Зря сказал. Федот не из таких был: без дела языком чесать не любил. Не человек — могила.

Вынул Бурылин из кошелька сотельный билет, только с молоточка, похрустывает.

— Сведи в точности.

Федот — на попятную: за такую доску — верная каторга. Кому хочется в колодках ходить?

— Не видал я и не слыхал.

Подальше от Бурылина сел, а тот не отступает:

— Да я ради шутки. А вот, вишь, и доказал. Хороший ты резчик, а на этом манере споткнулся. Прямо скажи — кишка тонка, не при нас доска резана, сметки недостает, — да было сотенную в карман.

Федот его за руку.

— Если ради шутки — могу. Вырежу. Вырежу и тут же изрублю.

Взял сотенный билет, а работа куда тонкая. На казенном дворе делана по всем правилам. Стал резать Федот на пальмовой доске. Бурылин рядом сидит, досматривает, сам не верит, что Федот денежный манер вырежет. Не больно споро дело подвигается.
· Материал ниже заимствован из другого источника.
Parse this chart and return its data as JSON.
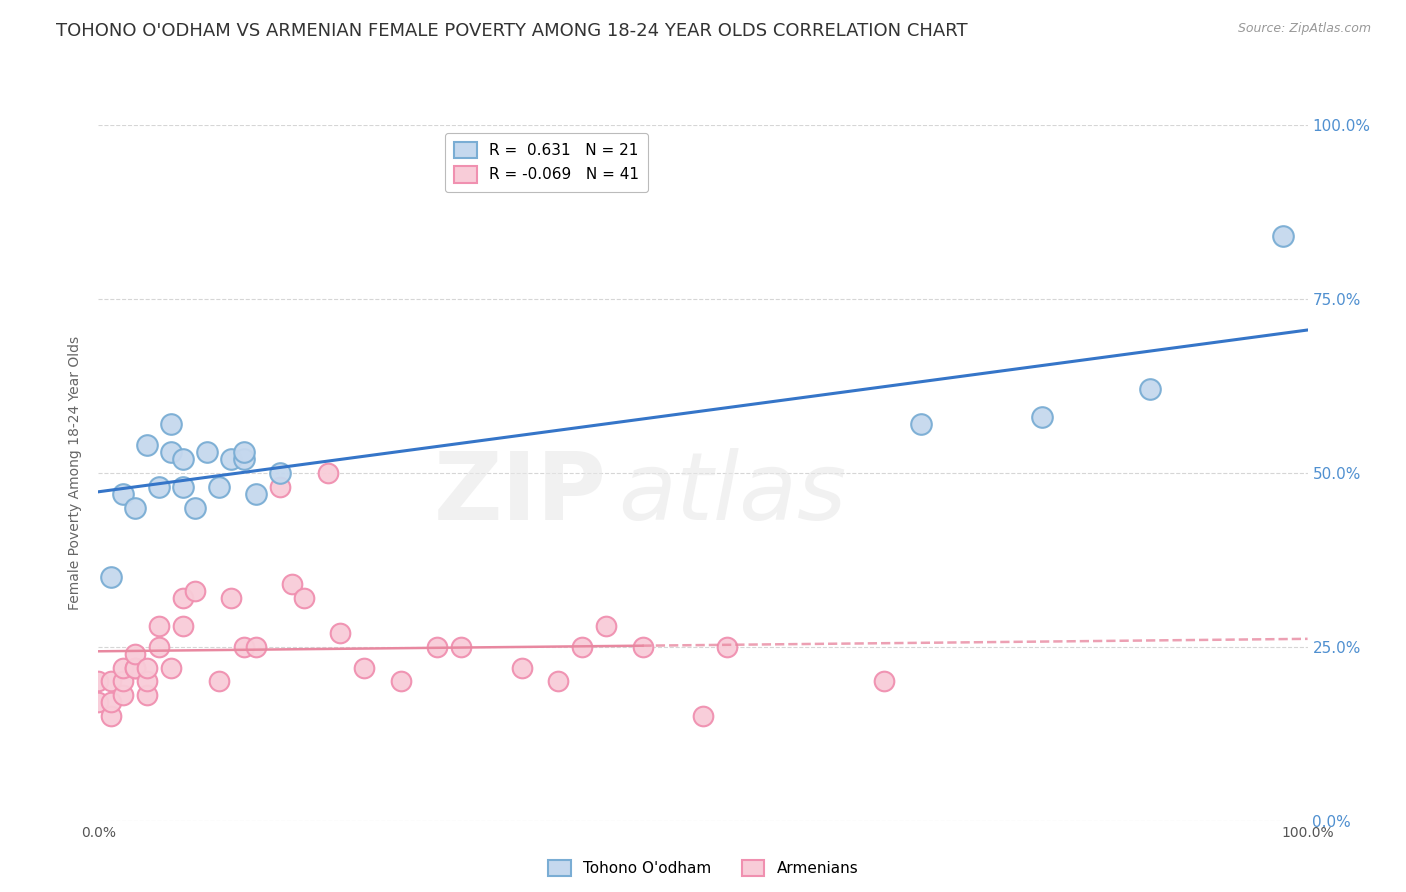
{
  "title": "TOHONO O'ODHAM VS ARMENIAN FEMALE POVERTY AMONG 18-24 YEAR OLDS CORRELATION CHART",
  "source": "Source: ZipAtlas.com",
  "ylabel": "Female Poverty Among 18-24 Year Olds",
  "blue_label": "Tohono O'odham",
  "pink_label": "Armenians",
  "blue_R": 0.631,
  "blue_N": 21,
  "pink_R": -0.069,
  "pink_N": 41,
  "blue_color": "#c5d8ee",
  "blue_edge": "#7aadd4",
  "pink_color": "#f8ccd8",
  "pink_edge": "#f090b0",
  "blue_line_color": "#3575c8",
  "pink_line_color": "#e888a0",
  "background_color": "#ffffff",
  "watermark_text": "ZIP",
  "watermark_text2": "atlas",
  "grid_color": "#cccccc",
  "right_label_color": "#5090d0",
  "title_fontsize": 13,
  "axis_label_fontsize": 10,
  "blue_x": [
    1,
    2,
    3,
    4,
    5,
    6,
    6,
    7,
    7,
    8,
    9,
    10,
    11,
    12,
    12,
    13,
    15,
    68,
    78,
    87,
    98
  ],
  "blue_y": [
    35,
    47,
    45,
    54,
    48,
    53,
    57,
    52,
    48,
    45,
    53,
    48,
    52,
    52,
    53,
    47,
    50,
    57,
    58,
    62,
    84
  ],
  "pink_x": [
    0,
    0,
    1,
    1,
    1,
    2,
    2,
    2,
    3,
    3,
    3,
    4,
    4,
    4,
    5,
    5,
    6,
    7,
    7,
    8,
    10,
    11,
    12,
    13,
    15,
    16,
    17,
    19,
    20,
    22,
    25,
    28,
    30,
    35,
    38,
    40,
    42,
    45,
    50,
    52,
    65
  ],
  "pink_y": [
    17,
    20,
    15,
    17,
    20,
    18,
    20,
    22,
    22,
    22,
    24,
    18,
    20,
    22,
    25,
    28,
    22,
    28,
    32,
    33,
    20,
    32,
    25,
    25,
    48,
    34,
    32,
    50,
    27,
    22,
    20,
    25,
    25,
    22,
    20,
    25,
    28,
    25,
    15,
    25,
    20
  ],
  "xlim": [
    0,
    100
  ],
  "ylim": [
    0,
    100
  ],
  "ytick_values": [
    0,
    25,
    50,
    75,
    100
  ],
  "ytick_pct": [
    "0.0%",
    "25.0%",
    "50.0%",
    "75.0%",
    "100.0%"
  ],
  "xtick_values": [
    0,
    100
  ],
  "xtick_labels": [
    "0.0%",
    "100.0%"
  ]
}
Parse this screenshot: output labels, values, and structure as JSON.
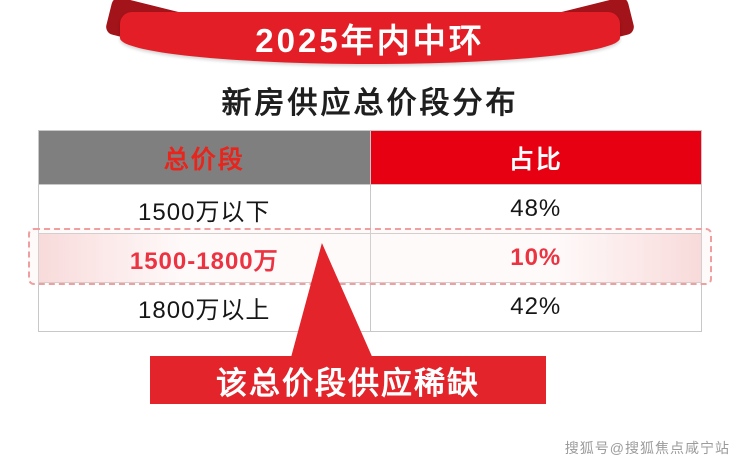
{
  "banner": {
    "title": "2025年内中环"
  },
  "subtitle": "新房供应总价段分布",
  "table": {
    "headers": [
      "总价段",
      "占比"
    ],
    "rows": [
      {
        "label": "1500万以下",
        "value": "48%",
        "highlighted": false
      },
      {
        "label": "1500-1800万",
        "value": "10%",
        "highlighted": true
      },
      {
        "label": "1800万以上",
        "value": "42%",
        "highlighted": false
      }
    ]
  },
  "callout": {
    "text": "该总价段供应稀缺"
  },
  "watermark": "搜狐号@搜狐焦点咸宁站",
  "colors": {
    "accent_red": "#e3242b",
    "ribbon_fold_dark_red": "#a3131a",
    "header_red": "#e60012",
    "header_gray": "#7f7f7f",
    "highlight_text_red": "#e60012",
    "dashed_outline_pink": "#ef9f9f"
  },
  "chart_data": {
    "type": "table",
    "title": "2025年内中环 新房供应总价段分布",
    "columns": [
      "总价段",
      "占比"
    ],
    "categories": [
      "1500万以下",
      "1500-1800万",
      "1800万以上"
    ],
    "values": [
      48,
      10,
      42
    ],
    "value_unit": "%",
    "highlighted_category": "1500-1800万",
    "highlighted_value": 10,
    "annotation": "该总价段供应稀缺",
    "legend_position": "none",
    "grid": false
  }
}
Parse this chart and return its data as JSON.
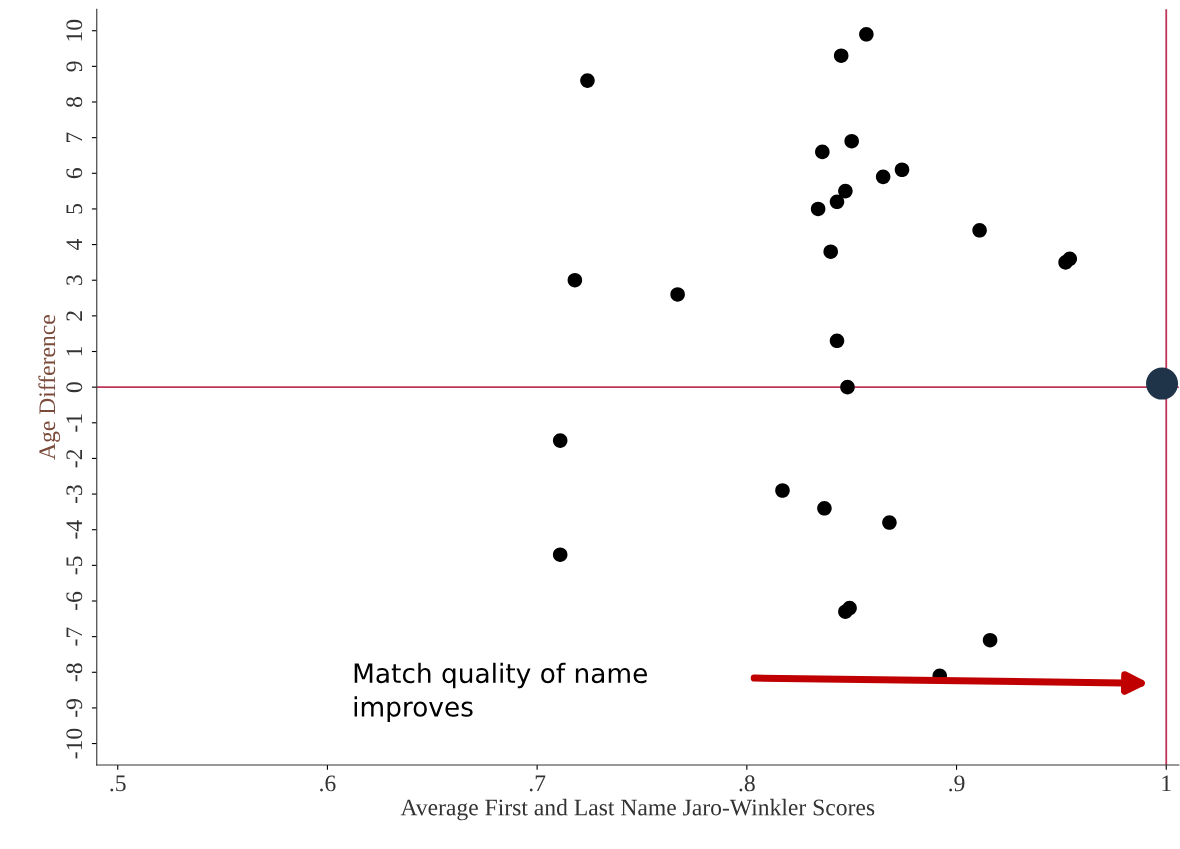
{
  "chart_data": {
    "type": "scatter",
    "xlabel": "Average First and Last Name Jaro-Winkler Scores",
    "ylabel": "Age Difference",
    "series": [
      {
        "color": "#000000",
        "x": [
          0.857,
          0.845,
          0.724,
          0.85,
          0.836,
          0.874,
          0.865,
          0.847,
          0.843,
          0.834,
          0.911,
          0.954,
          0.952,
          0.84,
          0.718,
          0.767,
          0.843,
          0.848,
          0.711,
          0.817,
          0.837,
          0.868,
          0.711,
          0.849,
          0.847,
          0.916,
          0.892
        ],
        "values": [
          9.9,
          9.3,
          8.6,
          6.9,
          6.6,
          6.1,
          5.9,
          5.5,
          5.2,
          5.0,
          4.4,
          3.6,
          3.5,
          3.8,
          3.0,
          2.6,
          1.3,
          0.0,
          -1.5,
          -2.9,
          -3.4,
          -3.8,
          -4.7,
          -6.2,
          -6.3,
          -7.1,
          -8.1
        ]
      },
      {
        "color": "#1f3349",
        "x": [
          0.998
        ],
        "values": [
          0.1
        ]
      }
    ],
    "ref_lines": [
      {
        "axis": "x",
        "value": 1.0,
        "color": "#c0365a"
      },
      {
        "axis": "y",
        "value": 0,
        "color": "#c0365a"
      }
    ],
    "annotations": [
      "Match quality of name\nimproves"
    ],
    "xlim": [
      0.49,
      1.006
    ],
    "ylim": [
      -10.6,
      10.6
    ],
    "xticks": [
      {
        "value": 0.5,
        "label": ".5"
      },
      {
        "value": 0.6,
        "label": ".6"
      },
      {
        "value": 0.7,
        "label": ".7"
      },
      {
        "value": 0.8,
        "label": ".8"
      },
      {
        "value": 0.9,
        "label": ".9"
      },
      1
    ],
    "yticks": [
      -10,
      -9,
      -8,
      -7,
      -6,
      -5,
      -4,
      -3,
      -2,
      -1,
      0,
      1,
      2,
      3,
      4,
      5,
      6,
      7,
      8,
      9,
      10
    ],
    "marker": "circle",
    "grid": false,
    "legend": false
  }
}
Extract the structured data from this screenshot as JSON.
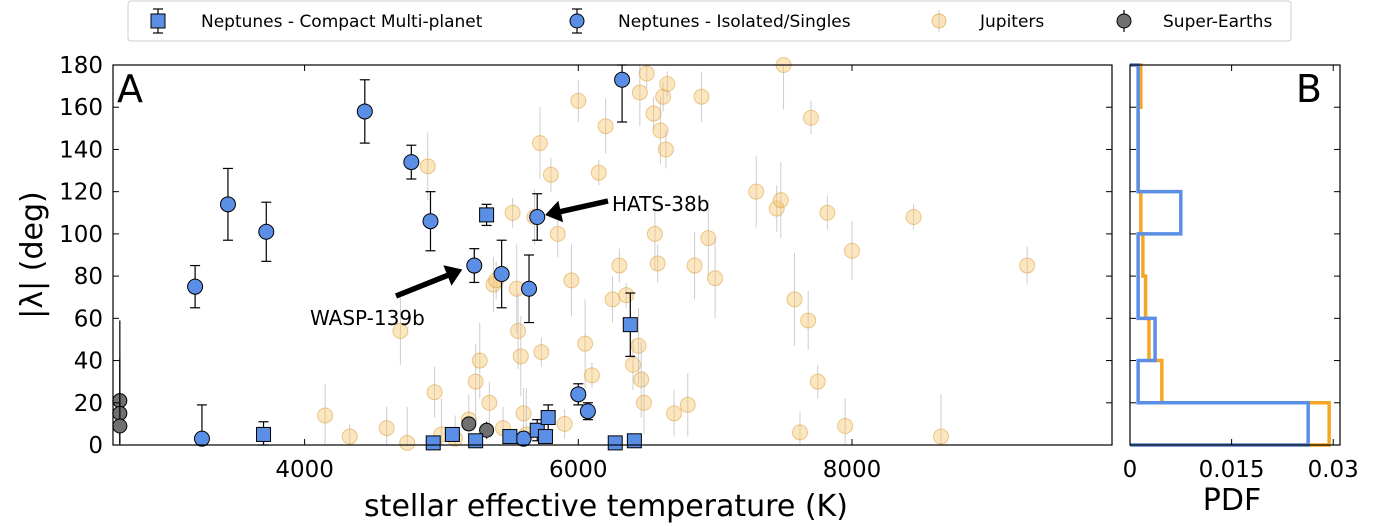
{
  "chart_data": [
    {
      "panel": "A",
      "type": "scatter",
      "xlabel": "stellar effective temperature (K)",
      "ylabel": "|λ| (deg)",
      "xlim": [
        2600,
        9900
      ],
      "ylim": [
        0,
        180
      ],
      "xticks": [
        4000,
        6000,
        8000
      ],
      "yticks": [
        0,
        20,
        40,
        60,
        80,
        100,
        120,
        140,
        160,
        180
      ],
      "grid": false,
      "legend": {
        "placement": "top",
        "entries": [
          {
            "label": "Neptunes - Compact Multi-planet",
            "marker": "square",
            "color": "#5b8fe6"
          },
          {
            "label": "Neptunes - Isolated/Singles",
            "marker": "circle",
            "color": "#5b8fe6"
          },
          {
            "label": "Jupiters",
            "marker": "circle",
            "color": "#f7c46a"
          },
          {
            "label": "Super-Earths",
            "marker": "circle",
            "color": "#707070"
          }
        ]
      },
      "annotations": [
        {
          "text": "WASP-139b",
          "x": 5240,
          "y": 85
        },
        {
          "text": "HATS-38b",
          "x": 5670,
          "y": 108
        }
      ],
      "series": [
        {
          "name": "Neptunes - Compact Multi-planet",
          "marker": "square",
          "color": "#5b8fe6",
          "points": [
            {
              "x": 3700,
              "y": 5,
              "err": 6
            },
            {
              "x": 4940,
              "y": 1,
              "err": 2
            },
            {
              "x": 5080,
              "y": 5,
              "err": 3
            },
            {
              "x": 5250,
              "y": 2,
              "err": 2
            },
            {
              "x": 5330,
              "y": 109,
              "err": 5
            },
            {
              "x": 5500,
              "y": 4,
              "err": 3
            },
            {
              "x": 5700,
              "y": 7,
              "err": 5
            },
            {
              "x": 5780,
              "y": 13,
              "err": 6
            },
            {
              "x": 5760,
              "y": 4,
              "err": 3
            },
            {
              "x": 6270,
              "y": 1,
              "err": 2
            },
            {
              "x": 6380,
              "y": 57,
              "err": 15
            },
            {
              "x": 6410,
              "y": 2,
              "err": 2
            }
          ]
        },
        {
          "name": "Neptunes - Isolated/Singles",
          "marker": "circle",
          "color": "#5b8fe6",
          "points": [
            {
              "x": 3200,
              "y": 75,
              "err": 10
            },
            {
              "x": 3250,
              "y": 3,
              "err": 16
            },
            {
              "x": 3440,
              "y": 114,
              "err": 17
            },
            {
              "x": 3720,
              "y": 101,
              "err": 14
            },
            {
              "x": 4440,
              "y": 158,
              "err": 15
            },
            {
              "x": 4780,
              "y": 134,
              "err": 8
            },
            {
              "x": 4920,
              "y": 106,
              "err": 14
            },
            {
              "x": 5240,
              "y": 85,
              "err": 8
            },
            {
              "x": 5440,
              "y": 81,
              "err": 16
            },
            {
              "x": 5600,
              "y": 3,
              "err": 3
            },
            {
              "x": 5640,
              "y": 74,
              "err": 16
            },
            {
              "x": 5700,
              "y": 108,
              "err": 11
            },
            {
              "x": 6000,
              "y": 24,
              "err": 5
            },
            {
              "x": 6070,
              "y": 16,
              "err": 4
            },
            {
              "x": 6320,
              "y": 173,
              "err": 20
            }
          ]
        },
        {
          "name": "Jupiters",
          "marker": "circle",
          "color": "#f7c46a",
          "points": [
            {
              "x": 4150,
              "y": 14
            },
            {
              "x": 4330,
              "y": 4
            },
            {
              "x": 4600,
              "y": 8
            },
            {
              "x": 4700,
              "y": 54
            },
            {
              "x": 4750,
              "y": 1
            },
            {
              "x": 4900,
              "y": 132
            },
            {
              "x": 4950,
              "y": 25
            },
            {
              "x": 5000,
              "y": 5
            },
            {
              "x": 5100,
              "y": 3
            },
            {
              "x": 5200,
              "y": 12
            },
            {
              "x": 5250,
              "y": 30
            },
            {
              "x": 5280,
              "y": 40
            },
            {
              "x": 5350,
              "y": 20
            },
            {
              "x": 5380,
              "y": 76
            },
            {
              "x": 5400,
              "y": 78
            },
            {
              "x": 5450,
              "y": 8
            },
            {
              "x": 5520,
              "y": 110
            },
            {
              "x": 5550,
              "y": 74
            },
            {
              "x": 5560,
              "y": 54
            },
            {
              "x": 5580,
              "y": 42
            },
            {
              "x": 5600,
              "y": 15
            },
            {
              "x": 5620,
              "y": 5
            },
            {
              "x": 5680,
              "y": 108
            },
            {
              "x": 5720,
              "y": 143
            },
            {
              "x": 5730,
              "y": 44
            },
            {
              "x": 5800,
              "y": 128
            },
            {
              "x": 5850,
              "y": 100
            },
            {
              "x": 5900,
              "y": 10
            },
            {
              "x": 5950,
              "y": 78
            },
            {
              "x": 6000,
              "y": 163
            },
            {
              "x": 6050,
              "y": 48
            },
            {
              "x": 6100,
              "y": 33
            },
            {
              "x": 6150,
              "y": 129
            },
            {
              "x": 6200,
              "y": 151
            },
            {
              "x": 6250,
              "y": 69
            },
            {
              "x": 6300,
              "y": 85
            },
            {
              "x": 6350,
              "y": 71
            },
            {
              "x": 6400,
              "y": 38
            },
            {
              "x": 6440,
              "y": 47
            },
            {
              "x": 6450,
              "y": 167
            },
            {
              "x": 6460,
              "y": 31
            },
            {
              "x": 6480,
              "y": 20
            },
            {
              "x": 6500,
              "y": 176
            },
            {
              "x": 6550,
              "y": 157
            },
            {
              "x": 6560,
              "y": 100
            },
            {
              "x": 6580,
              "y": 86
            },
            {
              "x": 6600,
              "y": 149
            },
            {
              "x": 6620,
              "y": 165
            },
            {
              "x": 6640,
              "y": 140
            },
            {
              "x": 6650,
              "y": 171
            },
            {
              "x": 6700,
              "y": 15
            },
            {
              "x": 6800,
              "y": 19
            },
            {
              "x": 6850,
              "y": 85
            },
            {
              "x": 6900,
              "y": 165
            },
            {
              "x": 6950,
              "y": 98
            },
            {
              "x": 7000,
              "y": 79
            },
            {
              "x": 7300,
              "y": 120
            },
            {
              "x": 7450,
              "y": 112
            },
            {
              "x": 7480,
              "y": 116
            },
            {
              "x": 7500,
              "y": 180
            },
            {
              "x": 7580,
              "y": 69
            },
            {
              "x": 7620,
              "y": 6
            },
            {
              "x": 7680,
              "y": 59
            },
            {
              "x": 7700,
              "y": 155
            },
            {
              "x": 7750,
              "y": 30
            },
            {
              "x": 7820,
              "y": 110
            },
            {
              "x": 7950,
              "y": 9
            },
            {
              "x": 8000,
              "y": 92
            },
            {
              "x": 8450,
              "y": 108
            },
            {
              "x": 8650,
              "y": 4
            },
            {
              "x": 9280,
              "y": 85
            }
          ]
        },
        {
          "name": "Super-Earths",
          "marker": "circle",
          "color": "#707070",
          "points": [
            {
              "x": 2650,
              "y": 21,
              "err": 20
            },
            {
              "x": 2650,
              "y": 15,
              "err": 10
            },
            {
              "x": 2650,
              "y": 9,
              "err": 50
            },
            {
              "x": 5200,
              "y": 10,
              "err": 3
            },
            {
              "x": 5330,
              "y": 7,
              "err": 4
            }
          ]
        }
      ]
    },
    {
      "panel": "B",
      "type": "histogram",
      "xlabel": "PDF",
      "xlim": [
        0,
        0.031
      ],
      "ylim": [
        0,
        180
      ],
      "xticks": [
        "0",
        "0.015",
        "0.03"
      ],
      "bins": [
        0,
        20,
        40,
        60,
        80,
        100,
        120,
        140,
        160,
        180
      ],
      "series": [
        {
          "color": "#f5a623",
          "values": [
            0.0294,
            0.0047,
            0.0028,
            0.0023,
            0.0019,
            0.0016,
            0.0012,
            0.0012,
            0.0016
          ]
        },
        {
          "color": "#5b8fe6",
          "values": [
            0.0263,
            0.0012,
            0.0037,
            0.0012,
            0.0012,
            0.0075,
            0.0012,
            0.0012,
            0.0012
          ]
        }
      ]
    }
  ]
}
Воскресенья четыре старался Федот. Все ж таки вырезал, с обеих сторон рисунки срисовал с орлом, циферками и со всеми министерскими подписями. Бери манер и печатай сторублевки. Показал Бурылину, ну, тот и руками развел.

— Твой верх, Федот. Одно сказать: не резчик ты, а бог. Еще лучше бога.

Федот — дощечку было рубить, как условился, топор взял, пошел к порогу, а Бурылин у него из рук манерку выхватил, не дает портить.

— Помедли. — баит, — изрубить успеем. Я завтра в печи сожгу. А ныне испробуем, что получится.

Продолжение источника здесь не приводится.